Theou Olga, Tan Edwin C K, Bell J Simon, Emery Tina, Robson Leonie, Morley John E, Rockwood Kenneth, Visvanathan Renuka
National Health and Medical Research Council Centre of Research Excellence, Trans-disciplinary Frailty Research to Achieve Healthy Aging, South Australia, Australia.
Geriatric Medicine, Dalhousie University and Nova Scotia Health Authority, Halifax, Nova Scotia, Canada.
J Am Geriatr Soc. 2016 Nov;64(11):e207-e212. doi: 10.1111/jgs.14490. Epub 2016 Oct 26.
To compare the FRAIL-NH scale with the Frailty Index in assessing frailty in residential aged care facilities.
Cross-sectional.
Six Australian residential aged care facilities.
Individuals aged 65 and older (N = 383, mean aged 87.5 ± 6.2, 77.5% female).
Frailty was assessed using the 66-item Frailty Index and the FRAIL-NH scale. Other measures examined were dementia diagnosis, level of care, resident satisfaction with care, nurse-reported resident quality of life, neuropsychiatric symptoms, and professional caregiver burden.
The FRAIL-NH scale was significantly associated with the Frailty Index (correlation coefficient = 0.81, P < .001). Based on the Frailty Index, 60.8% of participants were categorized as frail and 24.4% as most frail. Based on the FRAIL-NH, 37.5% of participants were classified as frail and 35.9% as most frail. Women were assessed as being frailer than men using both tools (P = .006 for FI; P = .03 for FRAIL-NH). Frailty Index levels were higher in participants aged 95 and older (0.39 ± 0.13) than in those aged younger than 85 (0.33 ± 0.13; P = .008) and in participants born outside Australia (0.38 ± 0.13) than in those born in Australia (0.34 ± 0.13; P = .01). Both frailty tools were associated with most characteristics that would indicate higher care needs, with the Frailty Index having stronger associations with all of these measures.
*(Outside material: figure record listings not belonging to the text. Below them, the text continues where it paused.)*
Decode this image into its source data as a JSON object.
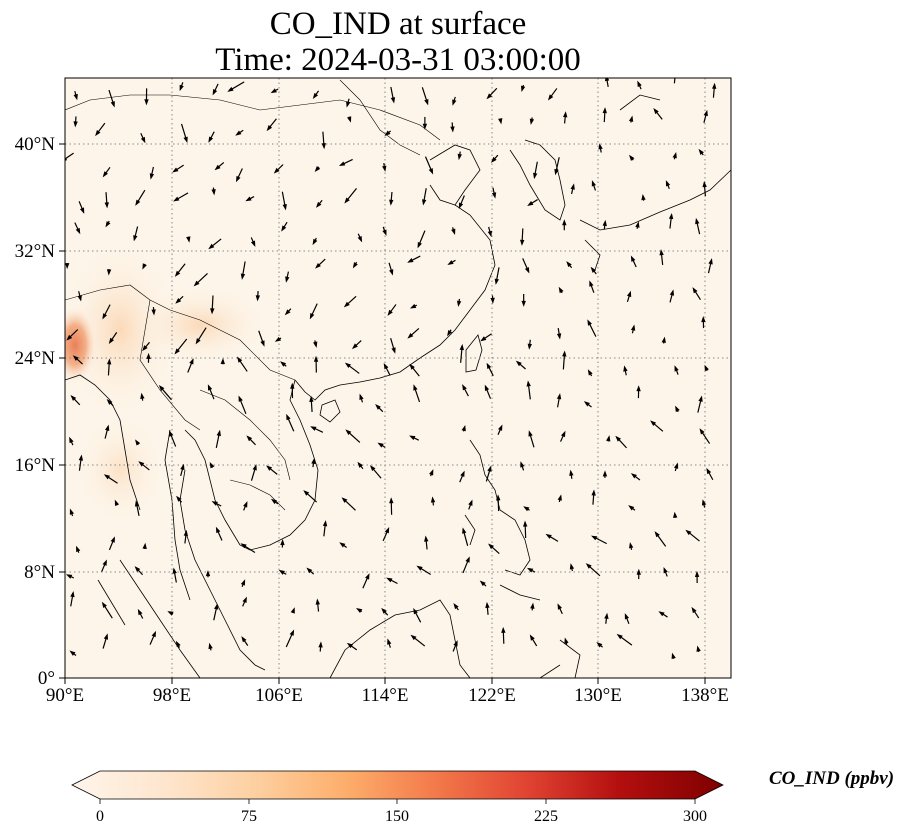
{
  "title_line1": "CO_IND at surface",
  "title_line2": "Time: 2024-03-31 03:00:00",
  "map": {
    "lon_range": [
      90,
      140
    ],
    "lat_range": [
      0,
      44
    ],
    "lon_ticks": [
      "90°E",
      "98°E",
      "106°E",
      "114°E",
      "122°E",
      "130°E",
      "138°E"
    ],
    "lat_ticks": [
      "0°",
      "8°N",
      "16°N",
      "24°N",
      "32°N",
      "40°N"
    ],
    "field_colors": {
      "background": "#fdf5e9",
      "low": "#fdebd6",
      "mid": "#fbc99a",
      "high": "#e8805a"
    }
  },
  "colorbar": {
    "label": "CO_IND (ppbv)",
    "ticks": [
      "0",
      "75",
      "150",
      "225",
      "300"
    ],
    "colors": [
      "#fff5eb",
      "#fee1c2",
      "#fdbf86",
      "#fd8c4d",
      "#ef5a2c",
      "#c9251b",
      "#a00000",
      "#7f0000"
    ]
  }
}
The FRAIL-NH scale is a simple and practical method to screen for frailty in residential aged care facilities.
比较FRAIL-NH量表与衰弱指数在评估老年护理机构中衰弱情况的差异。
横断面研究。
澳大利亚六家老年护理机构。
65岁及以上的个体(N = 383,平均年龄87.5±6.2岁,女性占77.5%)。
使用66项衰弱指数和FRAIL-NH量表评估衰弱情况。其他检查指标包括痴呆诊断、护理级别、居民对护理的满意度、护士报告的居民生活质量、神经精神症状以及专业护理人员负担。
FRAIL-NH量表与衰弱指数显著相关(相关系数 = 0.81,P <.001)。根据衰弱指数,60.8%的参与者被归类为衰弱,24.4%为最衰弱。根据FRAIL-NH量表,37.5%的参与者被归类为衰弱,35.9%为最衰弱。使用两种工具评估,女性均被认为比男性更衰弱(衰弱指数P =.006;FRAIL-NH量表P =.03)。95岁及以上参与者的衰弱指数水平(0.39±0.13)高于85岁以下参与者(0.33±0.13;P =.008),出生在澳大利亚境外的参与者(0.38±0.13)高于出生在澳大利亚的参与者(0.34±0.13;P =.01)。两种衰弱评估工具均与大多数表明更高护理需求的特征相关,衰弱指数与所有这些指标的相关性更强。
FRAIL-NH量表是一种筛查老年护理机构中衰弱情况的简单实用方法。